Kngstown, St. Vincent.
Prime Minister Ralf Gonslaves has announced that Caribbean aviation and transport ministers will meet in St Vincent tomorrow to discuss a wide range of outstanding matters including the possibility of establishing a single regional airline
Gonsalves, speaking at a news conference today, said that while his administration has no objection to the formation of a single airline to serve the 15-member Caribbean Community (CARICOM) region, such initiatives in the past have not borne fruit.
“At the end of this month, we are hosting here a meeting on air transportation in CARICOM….As you know there are many issues outstanding and as you know I am always amused that the people who are supposed to be thinking about public policy don’t look beyond the headlines”.
He said five or six years ago, then prime minister of Trinidad and Tobago, Patrick Manning, dissolved BWIA, formed Caribbean Airlines (CAL) and paid off all their debts.
But he said in 2011, CAL made a loss of US$44 million “and last year they made a loss in the sum of close to US$84 million.
“That is plenty money in any language whatsoever and there is re-thinking of certain things and the call has been made by many persons for one Caribbean airline. “We have no problem with that,” he said, noting that the fine prints would need to be examined.
“I am very mindful before BWIA was dissolved, BWIA took decisions where they simply cut off a lot of flights without notice to Barbados, which affected us here in the Eastern Caribbean and I see on more than one occasion where they have acted not consistent with our own transportation needs.

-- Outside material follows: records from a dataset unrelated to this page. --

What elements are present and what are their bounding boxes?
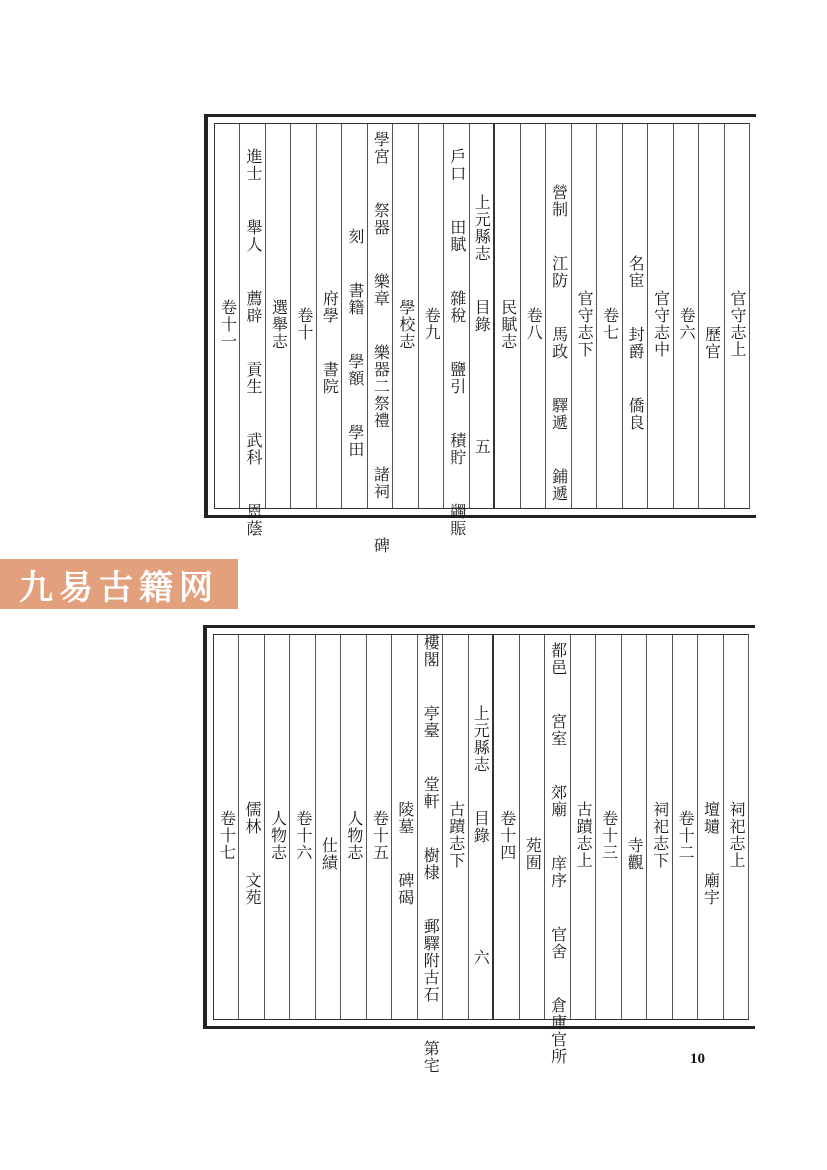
page-number: 10	[690, 1051, 705, 1067]
text-column	[240, 111, 265, 537]
text-column	[214, 635, 239, 1019]
text-column	[521, 124, 546, 508]
column-text: 祠祀志下	[650, 801, 670, 869]
text-column	[317, 124, 342, 508]
text-column	[368, 94, 393, 554]
text-column	[342, 124, 367, 508]
column-text: 卷七	[600, 307, 620, 341]
text-column	[699, 124, 724, 508]
text-column	[495, 124, 520, 508]
column-text: 歷官	[702, 288, 722, 360]
text-column	[444, 111, 469, 537]
column-text: 苑囿	[523, 799, 543, 871]
text-column	[673, 635, 698, 1019]
text-column	[419, 124, 444, 508]
text-column	[647, 635, 672, 1019]
text-column	[623, 124, 648, 508]
column-text: 卷十三	[599, 809, 619, 861]
text-column	[393, 124, 418, 508]
page-block-1	[204, 94, 756, 554]
column-text: 進士 舉人 薦辟 貢生 武科 恩蔭	[243, 111, 263, 537]
text-column	[725, 124, 750, 508]
text-column	[290, 635, 315, 1019]
text-column	[520, 635, 545, 1019]
column-text: 陵墓 碑碣	[395, 764, 415, 906]
column-text: 人物志	[344, 809, 364, 861]
text-column	[597, 124, 622, 508]
text-column	[266, 124, 291, 508]
column-text: 都邑 宮室 郊廟 庠序 官舍 倉庫官所	[548, 605, 568, 1065]
text-column	[648, 124, 673, 508]
text-column	[215, 124, 240, 508]
text-column	[572, 124, 597, 508]
column-text: 祠祀志上	[727, 801, 746, 869]
text-column	[622, 635, 647, 1019]
text-column	[443, 635, 468, 1019]
column-text: 卷十一	[218, 298, 238, 350]
center-fold-column	[469, 635, 494, 1019]
column-text: 民賦志	[498, 298, 518, 350]
column-text: 名宦 封爵 僑良	[626, 217, 646, 431]
text-column	[316, 635, 341, 1019]
column-text: 官守志中	[651, 290, 671, 358]
text-column	[596, 635, 621, 1019]
text-column	[367, 635, 392, 1019]
column-text: 府學 書院	[320, 253, 340, 395]
column-text: 樓閣 亭臺 堂軒 樹棣 郵驛附古石 第宅	[421, 596, 441, 1074]
column-text: 戶口 田賦 雜稅 鹽引 積貯 蠲賑	[447, 111, 467, 537]
column-text: 營制 江防 馬政 驛遞 鋪遞	[549, 146, 569, 502]
column-text: 卷十二	[676, 809, 696, 861]
column-text: 卷十四	[497, 809, 517, 861]
center-fold-column	[470, 124, 495, 508]
column-text: 官守志上	[728, 290, 747, 358]
watermark-logo: 九易古籍网	[0, 559, 238, 609]
column-text: 卷十六	[293, 809, 313, 861]
column-text: 卷十七	[217, 809, 237, 861]
column-text: 古蹟志下	[446, 801, 466, 869]
column-text: 卷六	[677, 307, 697, 341]
text-column	[724, 635, 749, 1019]
column-text: 壇壝 廟宇	[701, 764, 721, 906]
column-text: 上元縣志 目錄 六	[471, 704, 491, 966]
column-text: 古蹟志上	[574, 801, 594, 869]
text-column	[698, 635, 723, 1019]
column-text: 學宮 祭器 樂章 樂器二祭禮 諸祠 碑	[371, 94, 391, 554]
column-text: 上元縣志 目錄 五	[472, 193, 492, 455]
text-column	[341, 635, 366, 1019]
column-text: 人物志	[268, 809, 288, 861]
column-text: 儒林 文苑	[242, 764, 262, 906]
column-text: 卷八	[524, 307, 544, 341]
text-column	[546, 124, 571, 508]
text-column	[494, 635, 519, 1019]
text-column	[291, 124, 316, 508]
column-text: 官守志下	[575, 290, 595, 358]
text-column	[674, 124, 699, 508]
text-column	[571, 635, 596, 1019]
column-grid	[214, 94, 750, 554]
column-text: 刻 書籍 學額 學田	[345, 190, 365, 458]
column-text: 卷十五	[370, 809, 390, 861]
column-text: 寺觀	[625, 799, 645, 871]
column-text: 卷十	[294, 307, 314, 341]
text-column	[418, 596, 443, 1074]
text-column	[392, 635, 417, 1019]
column-text: 仕績	[319, 799, 339, 871]
text-column	[265, 635, 290, 1019]
column-text: 學校志	[396, 298, 416, 350]
text-column	[239, 635, 264, 1019]
text-column	[545, 605, 570, 1065]
column-text: 選舉志	[269, 298, 289, 350]
column-text: 卷九	[422, 307, 442, 341]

“I am not going to leave the bone of LIAT for the shadow of something else. So I would like to see a complete revamping of air transportation in the region so that we can get all the relevant synergies,” he said.
Prime Minister Gonsalves has been critical of Port of Spain for providing a subsidy to CAL which he said goes against the provisions of the Revised Treaty of Chaguaramas that governs CARICOM.
St. Vincent and the Grenadines, Barbados, Antigua and Barbuda and Dominica are the major shareholders of the Antigua-based LIAT and Prime Minister Gonsalves said that upgrading the fleet would begin with the arrival of the first French-made ATR-72 aircraft by August.
Gonsalves told reporters that plans to develop the island’s international airport were proceedings well and he hoped by May “we would have been a little further.
“I have identified significant money as part of the US$80 million I require, but some sums which I should have received already…and which we are awaiting have held me back a little, but it seems as though we are on our way.”
Gonsalves, who is due in Venezuela to attend a meeting of the Bolivarian Alliance of the People’s of the Americas (ALBA) and PetroCaribe, said while he attended the inauguration of the new Venezuelan president, he held talks with Cuban President Raul Castro on the further assistance for the construction of the multi-million dollar international airport.
“They are supposed to send for us a technical review team and to see what other sets of personnel of a skilled type we may need to assist in the acceleration of the process. But I want to assure the Vincentian public that the airport would be completed and even if three or five months later, nobody is going to hang me for it,” he told reporters.